It is important to understand the effect of dieting on the problem.
Eight years ago I came home from college carrying an extra 30 lbs. I was tired, sick, low self esteem (especially when I had to buy size 14 clothes), and my mind was foggy and unclear. In an effort to change these things I did not turn to the lastest diet book. I did not count calories, I did not eat low carb. I however did start making exercise a daily part of my routine and incorporating more veggies into my daily meals. I still baked and tried new recipes and focused on getting more nutrients out of my food and enjoying the occassional beer or dessert.
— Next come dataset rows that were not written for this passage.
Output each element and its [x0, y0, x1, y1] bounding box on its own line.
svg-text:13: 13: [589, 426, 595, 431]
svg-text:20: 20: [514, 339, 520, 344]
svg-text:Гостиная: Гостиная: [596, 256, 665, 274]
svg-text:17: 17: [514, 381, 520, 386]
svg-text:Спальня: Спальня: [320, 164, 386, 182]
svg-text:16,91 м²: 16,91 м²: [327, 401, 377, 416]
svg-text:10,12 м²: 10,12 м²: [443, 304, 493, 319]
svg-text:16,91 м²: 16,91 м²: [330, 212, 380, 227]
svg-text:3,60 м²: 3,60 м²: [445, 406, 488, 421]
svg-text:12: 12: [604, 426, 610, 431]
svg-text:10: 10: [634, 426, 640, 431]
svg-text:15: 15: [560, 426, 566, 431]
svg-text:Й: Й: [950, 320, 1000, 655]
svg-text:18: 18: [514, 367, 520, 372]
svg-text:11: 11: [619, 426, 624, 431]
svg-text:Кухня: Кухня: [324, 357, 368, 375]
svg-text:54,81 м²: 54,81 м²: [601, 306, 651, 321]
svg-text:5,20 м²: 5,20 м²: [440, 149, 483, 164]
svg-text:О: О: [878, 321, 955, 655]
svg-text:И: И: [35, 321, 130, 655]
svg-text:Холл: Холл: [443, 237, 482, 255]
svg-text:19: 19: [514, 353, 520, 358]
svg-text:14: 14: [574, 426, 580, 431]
Before college and the early years of college I was not aware of my body and weight. In fact I have no clue how much I weighed in highschool. I do remember playing sports and just being active all the time while eating at home and small cheap meals out. To save money I developed the habit drinking water and ordering the cheapest meal on the menu. These habits have benefited me as I have gotten older. I have never ordered a meal at a mexican resturaunt (I always order a la carte: 1 chicken burrito please and water. I don't know how many bowls of veggie soup and corn bread and veggie plates my Dad and I ate at Pastime grill for $3 on the nights my Mom was in school.) When I went to UGA for school I discovered the world of eating out alot. I am a clean plate eater and in resturaunts that is not good. They give us way too much food. Portions are out of control. But hey it's there and how in the world can I let it sit there and go to waste. In reality all we need is a small portion of meat and 1 side item.
So, to the point.
Two years ago I started counting calories and following a dieting book to dictate what I eat. From that day forward I have been obsessed with food. I would follow the diet really good for a week and then all of a sudden I would find my self binging on the donut isle or staching Little Debbie boxes under the car seat while eating 4 or more oatmeal creme pies at a time. Then I would feel really quilty and angry with myself about it. This cycle continued up and down. Eventually I have found myself binging on PNB, donut, chips, ..... on a regular basis. I have even considered seeking help from a professional or a group. That was until I took an online class called: Disordered Eating in Active and Sedentary Individuals. Every since I took this class I have begun the journey to regain the ability to listen to my body and the internal cues that we were all born with.
So, the first step is recognizing the problem. So, now what? The fog just rolled out and the sun is shining here so I am headed out to ride my bike. More to come.